With only a temporary passport for identification Otomo is brusquely and derisively turned away from the employment agency.  Clearly frustrated and dejected, Otomo boards the city’s subway where he is soon confronted by the aggressive ticket inspector and sets in motion the fateful events of that day.  The police become involved and soon a manhunt is underway.  The scale of the police search seems wholly disproportional to the severity of his crime, but the xenophobic undercurrent clearly illustrates a larger truth about the unrelenting pursuit (of some) to rid the world of any and all ‘Otherness’.


Having lost his bag and identification in the altercation with the ticket inspector, Otomo is now even more marginalized than before.  Wandering around Stuttgart, he is made to quickly consider his actions and the course of his future, while being constantly reminded of his outsider status. In verbal bursts of hostile abuse and tacit displays of fear and suspicion, the racism Otomo encounters is real, unwavering, and crushing.  (Unfortunately, the dramatization of this theme is stretched into disbelief as the filmmakers make Otomo the only black man in all of Stuttgart.)


At a truck depot Otomo meets a driver who is willing to smuggle him into Holland for a fee.  Otomo, fearful yet quietly hopeful, goes out searching for ways to quickly acquire some cash and leave Stuttgart behind.  Along the banks of a cluttered and dank water canal he meets a young girl and her grandmother and, unsuccessfully, tries to rob them.  The young grandmother, Gisela (Eva Mattes), intrigued and unafraid, engages Otomo in conversation and soon learns the difficult details of his situation. 

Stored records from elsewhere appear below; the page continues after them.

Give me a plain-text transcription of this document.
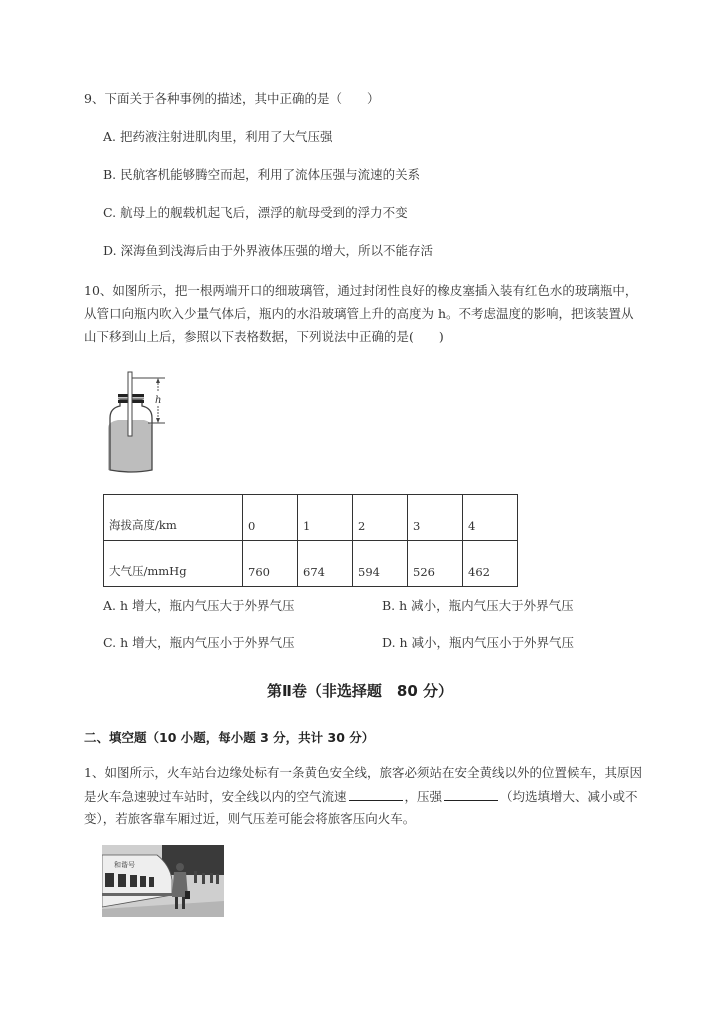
9、下面关于各种事例的描述，其中正确的是（　　）
A. 把药液注射进肌肉里，利用了大气压强
B. 民航客机能够腾空而起，利用了流体压强与流速的关系
C. 航母上的舰载机起飞后，漂浮的航母受到的浮力不变
D. 深海鱼到浅海后由于外界液体压强的增大，所以不能存活
10、如图所示，把一根两端开口的细玻璃管，通过封闭性良好的橡皮塞插入装有红色水的玻璃瓶中，
从管口向瓶内吹入少量气体后，瓶内的水沿玻璃管上升的高度为 h。不考虑温度的影响，把该装置从
山下移到山上后，参照以下表格数据，下列说法中正确的是(　　)
h
海拔高度/km	0	1	2	3	4
大气压/mmHg	760	674	594	526	462
A. h 增大，瓶内气压大于外界气压	B. h 减小，瓶内气压大于外界气压
C. h 增大，瓶内气压小于外界气压	D. h 减小，瓶内气压小于外界气压
第Ⅱ卷（非选择题　80 分）
二、填空题（10 小题，每小题 3 分，共计 30 分）
1、如图所示，火车站台边缘处标有一条黄色安全线，旅客必须站在安全黄线以外的位置候车，其原因
是火车急速驶过车站时，安全线以内的空气流速	，压强	（均选填增大、减小或不
变），若旅客靠车厢过近，则气压差可能会将旅客压向火车。
和谐号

Gisela, wanting to help, brings Otomo back to her daughter’s flat and eventually gives him the money he needs to pay the truck driver.  Having secured the money needed, Otomo makes his way back to find the truck driver, but the unfortunate series of events continue as he arrives at the truck depot only to realize the driver has already left without him.  Shortly after leaving the truck station Otomo is spotted walking on Gaisburger Bridge and confronted by several police officers.  Like an animal hunted and encircled by a cruel master, Otomo is finally cornered and cannot escape.  As more police officers are called to the scene a frustrated, desperate, and enraged Otomo lashes out and stabs the officers before he is finally shot dead himself.


As played here (in a taut and forceful performance by De Bankolé) Otomo is an austere, puzzling, and thoroughly complicated man.  By virtue of his physical presence a constant dichotomous mix of fear, sympathy, hatred, and kindness seems to meet him wherever he goes. Rightly, this film does not absolve Frederic Otomo of his crimes nor, however, does it condone the insidious racism and poisonous fear that fueled the circumstances of that day.

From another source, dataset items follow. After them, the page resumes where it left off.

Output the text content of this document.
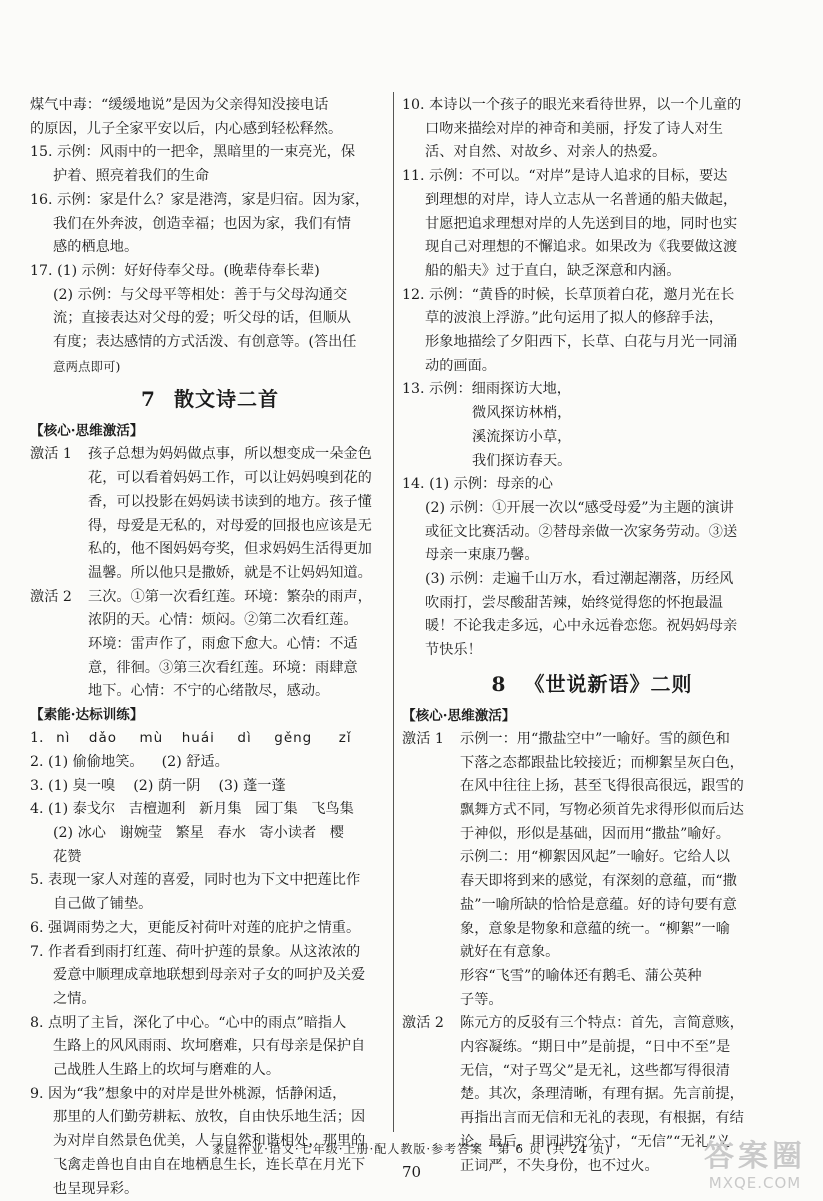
煤气中毒：“缓缓地说”是因为父亲得知没接电话
的原因，儿子全家平安以后，内心感到轻松释然。
15. 示例：风雨中的一把伞，黑暗里的一束亮光，保
护着、照亮着我们的生命
16. 示例：家是什么？家是港湾，家是归宿。因为家，
我们在外奔波，创造幸福；也因为家，我们有情
感的栖息地。
17. (1) 示例：好好侍奉父母。(晚辈侍奉长辈)
(2) 示例：与父母平等相处：善于与父母沟通交
流；直接表达对父母的爱；听父母的话，但顺从
有度；表达感情的方式活泼、有创意等。(答出任
意两点即可)
7 散文诗二首
【核心·思维激活】
激活 1	孩子总想为妈妈做点事，所以想变成一朵金色
花，可以看着妈妈工作，可以让妈妈嗅到花的
香，可以投影在妈妈读书读到的地方。孩子懂
得，母爱是无私的，对母爱的回报也应该是无
私的，他不图妈妈夸奖，但求妈妈生活得更加
温馨。所以他只是撒娇，就是不让妈妈知道。
激活 2	三次。①第一次看红莲。环境：繁杂的雨声，
浓阴的天。心情：烦闷。②第二次看红莲。
环境：雷声作了，雨愈下愈大。心情：不适
意，徘徊。③第三次看红莲。环境：雨肆意
地下。心情：不宁的心绪散尽，感动。
【素能·达标训练】
1. nì dǎo mù huái dì gěng zǐ
2. (1) 偷偷地笑。    (2) 舒适。
3. (1) 臭一嗅    (2) 荫一阴    (3) 蓬一蓬
4. (1) 泰戈尔   吉檀迦利   新月集   园丁集   飞鸟集
(2) 冰心   谢婉莹   繁星   春水   寄小读者   樱
花赞
5. 表现一家人对莲的喜爱，同时也为下文中把莲比作
自己做了铺垫。
6. 强调雨势之大，更能反衬荷叶对莲的庇护之情重。
7. 作者看到雨打红莲、荷叶护莲的景象。从这浓浓的
爱意中顺理成章地联想到母亲对子女的呵护及关爱
之情。
8. 点明了主旨，深化了中心。“心中的雨点”暗指人
生路上的风风雨雨、坎坷磨难，只有母亲是保护自
己战胜人生路上的坎坷与磨难的人。
9. 因为“我”想象中的对岸是世外桃源，恬静闲适，
那里的人们勤劳耕耘、放牧，自由快乐地生活；因
为对岸自然景色优美，人与自然和谐相处，那里的
飞禽走兽也自由自在地栖息生长，连长草在月光下
也呈现异彩。
10. 本诗以一个孩子的眼光来看待世界，以一个儿童的
口吻来描绘对岸的神奇和美丽，抒发了诗人对生
活、对自然、对故乡、对亲人的热爱。
11. 示例：不可以。“对岸”是诗人追求的目标，要达
到理想的对岸，诗人立志从一名普通的船夫做起，
甘愿把追求理想对岸的人先送到目的地，同时也实
现自己对理想的不懈追求。如果改为《我要做这渡
船的船夫》过于直白，缺乏深意和内涵。
12. 示例：“黄昏的时候，长草顶着白花，邀月光在长
草的波浪上浮游。”此句运用了拟人的修辞手法，
形象地描绘了夕阳西下，长草、白花与月光一同涌
动的画面。
13. 示例：细雨探访大地，
微风探访林梢，
溪流探访小草，
我们探访春天。
14. (1) 示例：母亲的心
(2) 示例：①开展一次以“感受母爱”为主题的演讲
或征文比赛活动。②替母亲做一次家务劳动。③送
母亲一束康乃馨。
(3) 示例：走遍千山万水，看过潮起潮落，历经风
吹雨打，尝尽酸甜苦辣，始终觉得您的怀抱最温
暖！不论我走多远，心中永远眷恋您。祝妈妈母亲
节快乐！
8 《世说新语》二则
【核心·思维激活】
激活 1	示例一：用“撒盐空中”一喻好。雪的颜色和
下落之态都跟盐比较接近；而柳絮呈灰白色，
在风中往往上扬，甚至飞得很高很远，跟雪的
飘舞方式不同，写物必须首先求得形似而后达
于神似，形似是基础，因而用“撒盐”喻好。
示例二：用“柳絮因风起”一喻好。它给人以
春天即将到来的感觉，有深刻的意蕴，而“撒
盐”一喻所缺的恰恰是意蕴。好的诗句要有意
象，意象是物象和意蕴的统一。“柳絮”一喻
就好在有意象。
形容“飞雪”的喻体还有鹅毛、蒲公英种
子等。
激活 2	陈元方的反驳有三个特点：首先，言简意赅，
内容凝练。“期日中”是前提，“日中不至”是
无信，“对子骂父”是无礼，这些都写得很清
楚。其次，条理清晰，有理有据。先言前提，
再指出言而无信和无礼的表现，有根据，有结
论。最后，用词讲究分寸，“无信”“无礼”义
正词严，不失身份，也不过火。
家庭作业·语文·七年级·上册·配人教版·参考答案   第 6 页 (共 24 页)
70	答案圈
MXQE.COM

It cannot be denied that the overall aim of Otomo is noble but, unfortunately, the movie trips over its own ambition and earnestness.  At too many points in the film the methodical (and highly effective) pacing of the action is betrayed by overly contrived storylines that stretch the narrative into disbelief.  One glaring example of this is the main subplot involving the pursuing police officers.  Heinz and Rolf (Hanno Friedrich and Barnaby Metschurat), as the quotidian yet menacing cops, exist only as archetypes and remain completely one-dimensional. Their motives and character traits are written too broad to accomplish the meditative tone Schlaich strives for.


Frederic Otomo was but one face in the endless shadow army of immigrant labor that exists in every sizeable city throughout the world.  His story and life as a known, but never acknowledged, ghost working amongst the (“legitimate”) people deals with many topical themes and is worthy of more examination.  While certain specifics of this tragedy may speak with a greater relevancy to German audiences, Otomo is a film whose ruminative scrutiny on race relations is pertinent to all.  (It would have been beneficial to non-German audiences if the DVD had included some supplemental news stories or television clips detailing the real-life events of that day.  But, unfortunately, the disc extras are limited to a short film and the movie’s trailer).


Otomo is a stark and compelling piece of cinema that just narrowly fails to succeed.